Traumatisme crânien

1- Hématome extradural :

– Collection de sang frais (caillot frais organisé) située entre la voûte du crâne et la dure-mère qui est décollée et repoussée. C’est une urgence thérapeutique extrême.

– L’origine du saignement est le plus souvent une déchirure de l’artère méningée moyenne en regard d’un trait de fracture, ou plus rarement de la déchirure d’un sinus duremérien. La localisation temporale est la plus habituelle.

– L’hématome extradural est très rare chez les personnes âgées en raison de la très forte adhérence de la dure-mère à l’os.

Traumatisme crânien

Hématome extra-dural

– La symptomatologie clinique évolue typiquement en 3 temps : traumatisme, intervalle libre, aggravation neurologique. Le traumatisme est d’importance variable, le plus souvent associé à une perte de connaissance brève initiale. Puis un intervalle libre de 6 à 24 heures sans symptôme particulier hormis des céphalées banales ; Puis signes d’hypertension intracrânienne avec trouble de conscience, irritation pyramidale, anisocorie et trouble du langage.

– L’évolution est rapidement mortelle en absence de traitement adéquat

– Pas ou peu de signes neurologiques pour les HED situés dans des régions moins parlantes (cortex préfrontal, vertex, région occipitale).

– Scanner sans injection : hyperdensité spontanée extraparenchymateuse, en lentille biconvexe.

– le traitement est neurochirurgical (par volet crânien) en urgence avec traitement antiépileptique prophylactique.

– Opéré tôt avant les signes de souffrance du tronc cérébral, le pronostic est favorable en l’absence de lésions parenchymateuses grave associées.

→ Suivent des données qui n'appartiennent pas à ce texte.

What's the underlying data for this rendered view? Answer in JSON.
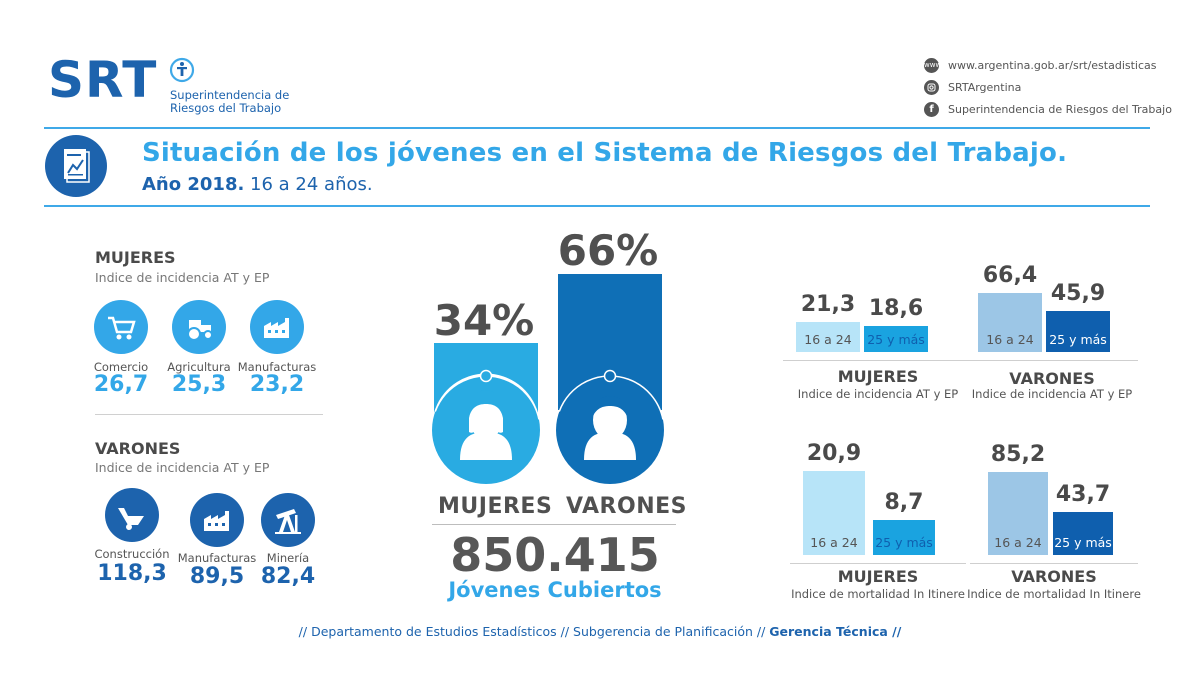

2- Hématome sous-dural aigu :

– Épanchement d’un sang frais entre l’arachnoïde et la dure mère, consécutif à un choc indirect habituellement sans fracture du crâne.

– la lésion primaire est la rupture d’une veine corticodurale (plus rarement une plaie de l’artère corticale).

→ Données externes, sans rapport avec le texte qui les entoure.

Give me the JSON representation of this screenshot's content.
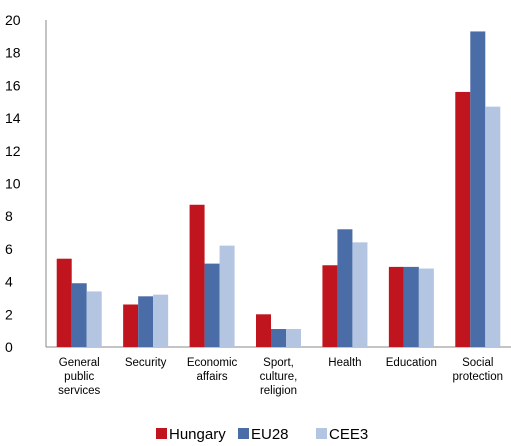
{
  "chart_data": {
    "type": "bar",
    "title": "",
    "xlabel": "",
    "ylabel": "",
    "ylim": [
      0,
      20
    ],
    "yticks": [
      0,
      2,
      4,
      6,
      8,
      10,
      12,
      14,
      16,
      18,
      20
    ],
    "grid": false,
    "legend_position": "bottom",
    "categories": [
      [
        "General",
        "public",
        "services"
      ],
      [
        "Security"
      ],
      [
        "Economic",
        "affairs"
      ],
      [
        "Sport,",
        "culture,",
        "religion"
      ],
      [
        "Health"
      ],
      [
        "Education"
      ],
      [
        "Social",
        "protection"
      ]
    ],
    "series": [
      {
        "name": "Hungary",
        "color": "#c0151f",
        "values": [
          5.4,
          2.6,
          8.7,
          2.0,
          5.0,
          4.9,
          15.6
        ]
      },
      {
        "name": "EU28",
        "color": "#4a6da7",
        "values": [
          3.9,
          3.1,
          5.1,
          1.1,
          7.2,
          4.9,
          19.3
        ]
      },
      {
        "name": "CEE3",
        "color": "#b3c5e0",
        "values": [
          3.4,
          3.2,
          6.2,
          1.1,
          6.4,
          4.8,
          14.7
        ]
      }
    ]
  }
}
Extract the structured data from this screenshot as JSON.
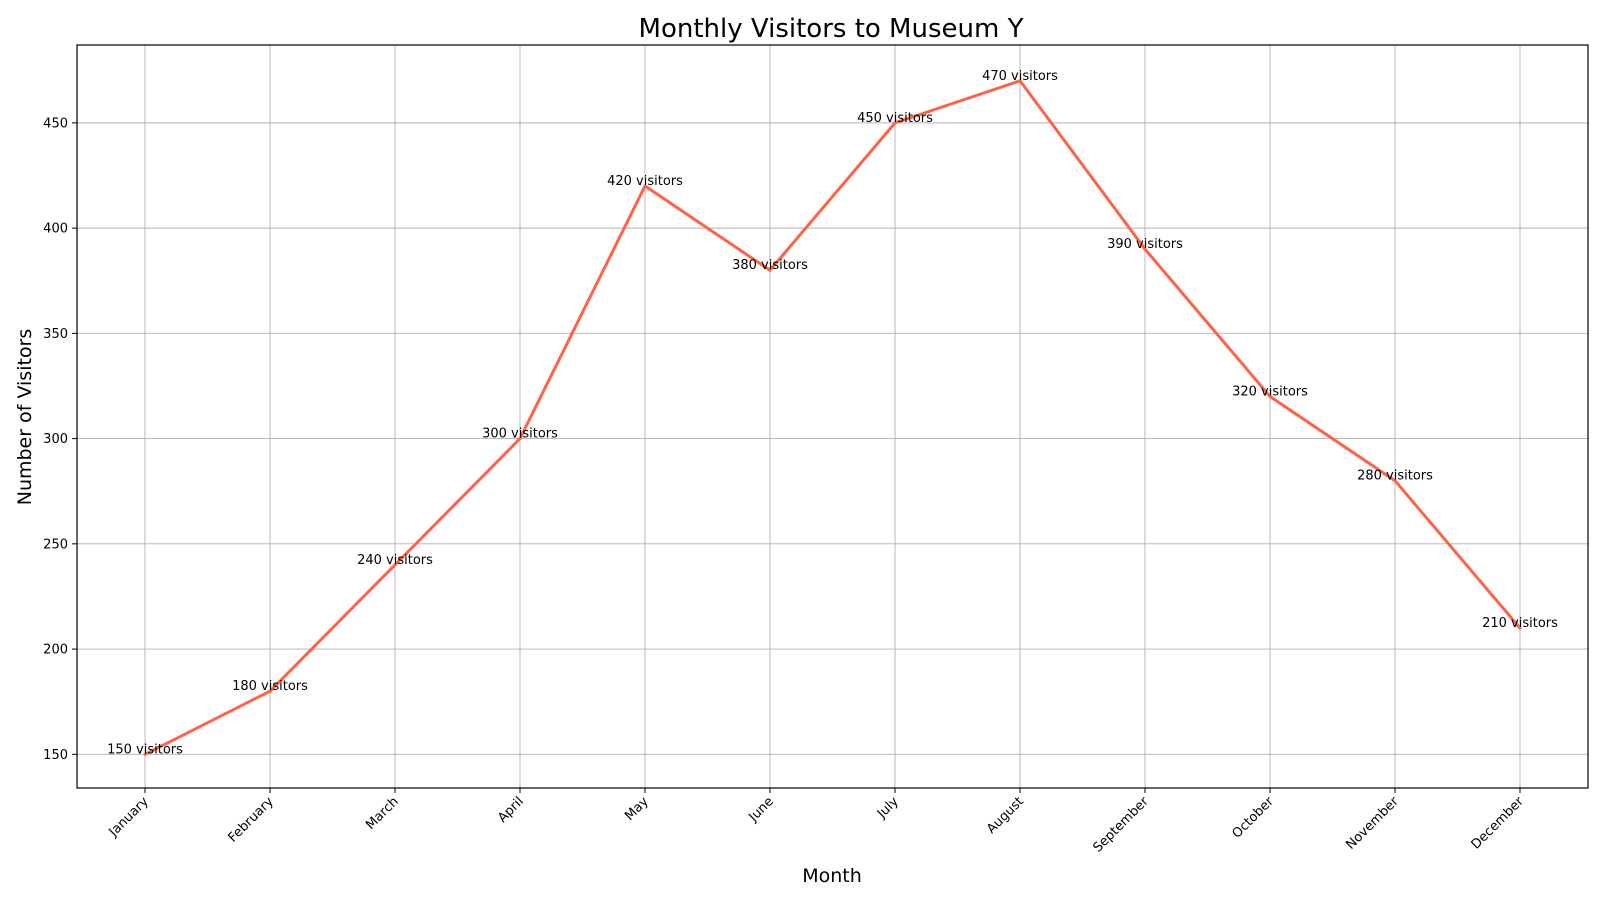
{
  "chart_data": {
    "type": "line",
    "title": "Monthly Visitors to Museum Y",
    "xlabel": "Month",
    "ylabel": "Number of Visitors",
    "categories": [
      "January",
      "February",
      "March",
      "April",
      "May",
      "June",
      "July",
      "August",
      "September",
      "October",
      "November",
      "December"
    ],
    "series": [
      {
        "values": [
          150,
          180,
          240,
          300,
          420,
          380,
          450,
          470,
          390,
          320,
          280,
          210
        ],
        "color": "#ff6347"
      }
    ],
    "data_labels": [
      "150 visitors",
      "180 visitors",
      "240 visitors",
      "300 visitors",
      "420 visitors",
      "380 visitors",
      "450 visitors",
      "470 visitors",
      "390 visitors",
      "320 visitors",
      "280 visitors",
      "210 visitors"
    ],
    "yticks": [
      150,
      200,
      250,
      300,
      350,
      400,
      450
    ],
    "ylim": [
      134,
      487
    ],
    "grid": true
  }
}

– L’hématome se développe rapidement à l’ensemble de l’espace sous-dural. Il s’associe généralement à des lésions parenchymateuses sous-jacentes (contusion hémorragique, œdème cérébral).

– L’hématome sous-dural aigu est plus fréquent chez le patient âgé ou l’éthylique chronique (en raison de l’atrophie cérébrale).

– Le tableau clinique est généralement aigu avec intervalle libre court après le traumatisme, trouble de la conscience d’aggravation rapide, déficit moteur. L’évolution se fait rapidement vers un coma grave avec signe d’engagement cérébral.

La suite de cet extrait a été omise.